Total costs will depend on several factors above. A modest estimate for a farmhouse ice cream business would be €120,000 to €150,000. Significant building works can push costs higher.

A robust business plan

Before spending a euro, you need a business plan with financial projections. This should include:

• Expected sales volumes.

• Selling prices and margins.

• Cost of milk from the farm.

• Staffing costs (including family).

• Utilities, insurance and repair costs.

• Marketing costs.

• Loan repayments and interest.

• Potential exposure to VAT.

The projections should show monthly cash flow, not just annual profit. Ice cream sales can be seasonal, while loan repayments and overheads are not.

VAT and business structure

VAT can make or break cash flow. Ice cream and retail sales are VAT-able, while most farm outputs are not. This means you could move from a non-VAT-registered position into regular VAT returns and payments. It could also have an impact on your farm if both trades were deemed to be the one business. It is possible that your farm is already in a company or partnership structure and so you should seek further advice on the optimal structure.

In many cases, it makes sense to operate the ice cream business in a separate legal structure. This can help with VAT clarity, cost separation and risk management. Do note that this also brings additional compliance costs, which do need to be considered. Early advice is essential here. The wrong structure can cost you far more than the professional fee you tried to save.

Think about funding and risk

You mentioned that dairy farming has been a struggle recently, due to falling milk prices. Adding an ice cream business/farm shop into the equation will add to that struggle, initially. You may have the cash resources to fund the initial investment, however, if you do not, you will need to factor in the potential struggle to make loan repayments if sales are slow to build.

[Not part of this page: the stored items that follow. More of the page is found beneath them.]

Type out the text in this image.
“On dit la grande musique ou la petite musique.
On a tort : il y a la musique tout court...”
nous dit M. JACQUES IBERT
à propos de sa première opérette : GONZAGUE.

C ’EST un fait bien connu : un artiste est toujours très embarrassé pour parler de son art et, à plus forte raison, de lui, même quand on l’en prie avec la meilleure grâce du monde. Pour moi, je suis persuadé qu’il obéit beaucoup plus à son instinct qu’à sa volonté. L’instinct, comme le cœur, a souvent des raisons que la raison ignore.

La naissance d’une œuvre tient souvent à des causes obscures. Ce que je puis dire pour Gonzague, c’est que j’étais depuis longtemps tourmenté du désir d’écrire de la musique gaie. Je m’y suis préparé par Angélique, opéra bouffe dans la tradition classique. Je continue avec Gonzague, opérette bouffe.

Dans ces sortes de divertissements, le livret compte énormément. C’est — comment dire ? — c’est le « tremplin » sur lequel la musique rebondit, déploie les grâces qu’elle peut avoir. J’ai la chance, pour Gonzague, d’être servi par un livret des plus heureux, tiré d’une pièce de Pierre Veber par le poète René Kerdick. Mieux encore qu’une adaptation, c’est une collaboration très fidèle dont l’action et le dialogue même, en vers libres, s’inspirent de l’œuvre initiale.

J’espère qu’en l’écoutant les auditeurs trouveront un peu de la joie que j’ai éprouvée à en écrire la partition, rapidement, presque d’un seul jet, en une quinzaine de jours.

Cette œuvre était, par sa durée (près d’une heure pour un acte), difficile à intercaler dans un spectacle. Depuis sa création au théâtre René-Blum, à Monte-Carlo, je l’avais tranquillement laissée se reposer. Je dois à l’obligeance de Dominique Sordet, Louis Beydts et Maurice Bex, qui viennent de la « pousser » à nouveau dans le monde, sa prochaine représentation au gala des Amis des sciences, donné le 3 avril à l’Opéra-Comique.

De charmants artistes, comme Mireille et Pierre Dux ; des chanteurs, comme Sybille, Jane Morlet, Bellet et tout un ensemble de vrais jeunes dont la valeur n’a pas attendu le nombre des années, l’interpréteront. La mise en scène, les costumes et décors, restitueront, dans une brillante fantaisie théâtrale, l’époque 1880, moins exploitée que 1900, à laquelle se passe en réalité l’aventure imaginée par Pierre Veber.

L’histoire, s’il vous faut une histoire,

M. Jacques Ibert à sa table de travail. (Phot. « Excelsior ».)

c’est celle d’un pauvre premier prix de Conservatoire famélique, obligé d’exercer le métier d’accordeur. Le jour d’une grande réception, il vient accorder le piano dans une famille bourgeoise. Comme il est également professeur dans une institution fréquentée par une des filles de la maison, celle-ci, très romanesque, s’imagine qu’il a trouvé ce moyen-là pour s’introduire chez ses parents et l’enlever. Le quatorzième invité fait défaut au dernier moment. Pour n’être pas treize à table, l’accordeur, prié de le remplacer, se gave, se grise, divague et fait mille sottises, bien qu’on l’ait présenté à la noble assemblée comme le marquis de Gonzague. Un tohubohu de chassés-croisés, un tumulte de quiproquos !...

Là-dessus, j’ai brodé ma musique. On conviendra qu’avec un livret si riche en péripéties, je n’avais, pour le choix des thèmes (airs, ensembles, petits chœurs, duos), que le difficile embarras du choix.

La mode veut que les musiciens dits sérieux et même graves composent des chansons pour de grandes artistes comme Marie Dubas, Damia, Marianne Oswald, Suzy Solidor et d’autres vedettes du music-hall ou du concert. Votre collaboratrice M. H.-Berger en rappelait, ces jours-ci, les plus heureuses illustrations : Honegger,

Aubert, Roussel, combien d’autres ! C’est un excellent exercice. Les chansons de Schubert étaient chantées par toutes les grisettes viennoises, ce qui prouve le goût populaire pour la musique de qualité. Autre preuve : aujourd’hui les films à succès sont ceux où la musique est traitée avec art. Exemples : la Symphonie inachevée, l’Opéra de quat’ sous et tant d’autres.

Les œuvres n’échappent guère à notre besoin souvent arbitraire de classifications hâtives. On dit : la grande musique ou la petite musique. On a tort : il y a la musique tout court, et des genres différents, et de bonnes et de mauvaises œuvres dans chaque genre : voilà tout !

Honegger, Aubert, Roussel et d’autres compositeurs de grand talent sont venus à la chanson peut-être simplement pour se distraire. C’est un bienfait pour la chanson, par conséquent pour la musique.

There are some potential grants available to help with the initial investment. LEADER offer up to 75% grants on capital projects and 90% for analysis and feasibility support. It is also very beneficial to contact your local LEO office and seek their advice.

Andrew Brolly is fractional cfo with ifac, which is the professional services firm for farming, food and agribusiness.

In Short

  • One of the biggest pitfalls is under-pricing. Milk transferred from the farm into the ice cream business must be priced properly. If the farm supplies milk ‘at whatever price’ you will never know if the ice cream business is actually profitable. Your farm will also suffer as it could potentially have achieved more per litre if sold to your current milk processer.
  • You need to know the true cost per litre of milk, the cost per litre of ice cream produced, and the margin per unit sold to break down how to get started.